You have the stoic, Jerry who has no passion or emotion for anyone or anything--except maybe, sex, cereal, and Superman. You have George, the personification of existential angst--he believes the world is out to get him because it usually is--especially in a Hoveround. And Kramer--our beloved absurdist creator who says go without your skivies and wear your dreams on your sleeve because you never know, you might get your name on a billboard! Last but not least, Elaine, whom, I call the anti-woman. Sleeps around like an alley cat, hangs out with the guys but has no real emotional neediness except maybe to get that last bad sub sandwich she is chasing just because it's free.

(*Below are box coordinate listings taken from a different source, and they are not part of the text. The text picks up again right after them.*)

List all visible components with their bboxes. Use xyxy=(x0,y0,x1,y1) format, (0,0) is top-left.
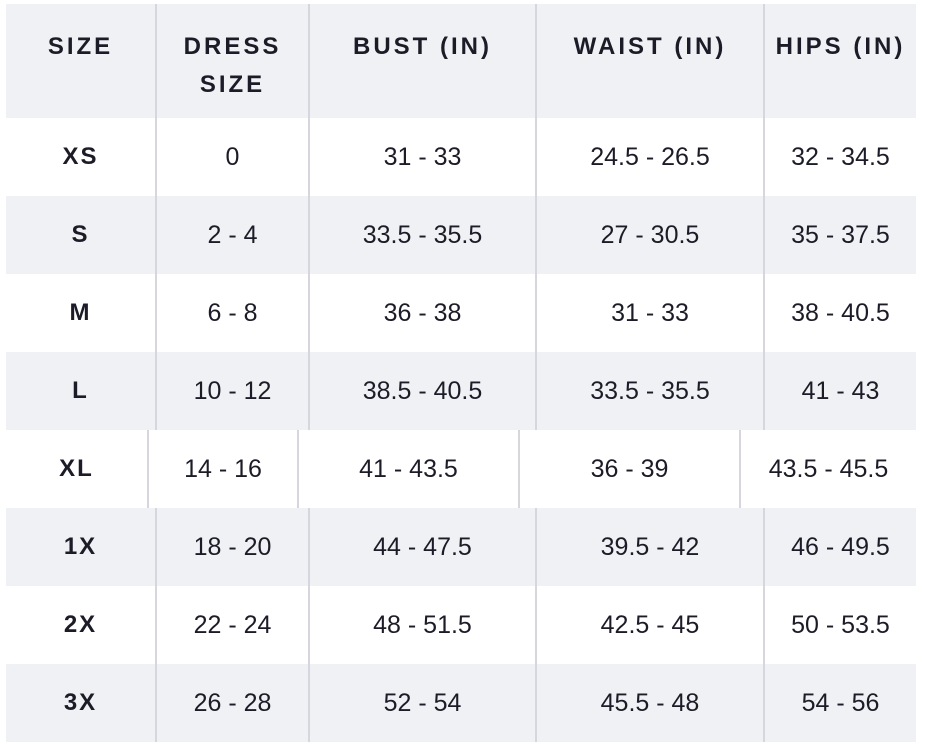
measure-cell: 24.5 - 26.5 xyxy=(535,118,763,196)
header-cell: BUST (IN) xyxy=(308,4,535,118)
header-cell: WAIST (IN) xyxy=(535,4,763,118)
size-cell: 2X xyxy=(63,611,98,638)
header-cell: DRESS SIZE xyxy=(155,4,308,118)
measure-cell: 35 - 37.5 xyxy=(763,196,916,274)
table-row: 2X 22 - 24 48 - 51.5 42.5 - 45 50 - 53.5 xyxy=(6,586,916,664)
measure-cell: 2 - 4 xyxy=(155,196,308,274)
measure-cell: 42.5 - 45 xyxy=(535,586,763,664)
measure-cell: 43.5 - 45.5 xyxy=(739,430,916,508)
measure-cell: 38.5 - 40.5 xyxy=(308,352,535,430)
header-row: SIZE DRESS SIZE BUST (IN) WAIST (IN) HIPS (I… xyxy=(6,4,916,118)
measure-cell: 22 - 24 xyxy=(155,586,308,664)
measure-cell: 44 - 47.5 xyxy=(308,508,535,586)
measure-cell: 38 - 40.5 xyxy=(763,274,916,352)
measure-cell: 46 - 49.5 xyxy=(763,508,916,586)
table-row: XS 0 31 - 33 24.5 - 26.5 32 - 34.5 xyxy=(6,118,916,196)
measure-cell: 45.5 - 48 xyxy=(535,664,763,742)
measure-cell: 41 - 43 xyxy=(763,352,916,430)
size-cell: L xyxy=(72,377,89,404)
measure-cell: 31 - 33 xyxy=(535,274,763,352)
header-cell: SIZE xyxy=(47,33,114,60)
measure-cell: 39.5 - 42 xyxy=(535,508,763,586)
measure-cell: 18 - 20 xyxy=(155,508,308,586)
table-row: XL 14 - 16 41 - 43.5 36 - 39 43.5 - 45.5 xyxy=(6,430,916,508)
measure-cell: 26 - 28 xyxy=(155,664,308,742)
measure-cell: 54 - 56 xyxy=(763,664,916,742)
measure-cell: 48 - 51.5 xyxy=(308,586,535,664)
table-row: L 10 - 12 38.5 - 40.5 33.5 - 35.5 41 - 43 xyxy=(6,352,916,430)
measure-cell: 52 - 54 xyxy=(308,664,535,742)
measure-cell: 33.5 - 35.5 xyxy=(308,196,535,274)
measure-cell: 0 xyxy=(155,118,308,196)
size-cell: M xyxy=(69,299,92,326)
measure-cell: 36 - 39 xyxy=(518,430,739,508)
measure-cell: 10 - 12 xyxy=(155,352,308,430)
size-cell: XS xyxy=(62,143,99,170)
header-cell: HIPS (IN) xyxy=(763,4,916,118)
measure-cell: 32 - 34.5 xyxy=(763,118,916,196)
table-row: M 6 - 8 36 - 38 31 - 33 38 - 40.5 xyxy=(6,274,916,352)
table-row: S 2 - 4 33.5 - 35.5 27 - 30.5 35 - 37.5 xyxy=(6,196,916,274)
table-row: 3X 26 - 28 52 - 54 45.5 - 48 54 - 56 xyxy=(6,664,916,742)
measure-cell: 33.5 - 35.5 xyxy=(535,352,763,430)
table-row: 1X 18 - 20 44 - 47.5 39.5 - 42 46 - 49.5 xyxy=(6,508,916,586)
measure-cell: 36 - 38 xyxy=(308,274,535,352)
measure-cell: 50 - 53.5 xyxy=(763,586,916,664)
size-cell: S xyxy=(71,221,90,248)
measure-cell: 31 - 33 xyxy=(308,118,535,196)
measure-cell: 14 - 16 xyxy=(147,430,297,508)
measure-cell: 6 - 8 xyxy=(155,274,308,352)
size-cell: XL xyxy=(59,455,94,482)
size-cell: 1X xyxy=(63,533,98,560)
measure-cell: 27 - 30.5 xyxy=(535,196,763,274)
size-chart-table: SIZE DRESS SIZE BUST (IN) WAIST (IN) HIPS (I… xyxy=(6,4,916,742)
size-cell: 3X xyxy=(63,689,98,716)
measure-cell: 41 - 43.5 xyxy=(297,430,518,508)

There are no "special episodes" of Seinfeld where "right thing" is beat about our head and shoulders and we're all supposed to learn something about racism, sexism, or homophobia.
Okay, there's the episode where the reporter thought George and Jerry were gay--not that there's anything wrong with that. And then there's the episode where you learn there are people converting to Judaism just for the jokes.
Seinfeld has touched my life in many ways--I use the word ensconced whenever I can. And if any of me and mine find a great parking spot, we don't say, "Wow, what a great parking spot!" We say, "Now, that is a Costanza spot!" Referring to the episode where George parked his car right by the door in hospital only to have a mental patient jump to his death upon it. Now we don't celebrate Festivus at my house but we do bring up the airing of grievances and feats of strength every Thanksgiving. It always get a laugh.
And that's the point. Seinfeld always gets a laugh. It's not a monument to justice, or morality. It's just four goofy friends trying to muddle through the best they know how like the rest of us. So for the young clueless, what a comfort. And for those of us who want to know how to write a sitcom--the gold standard.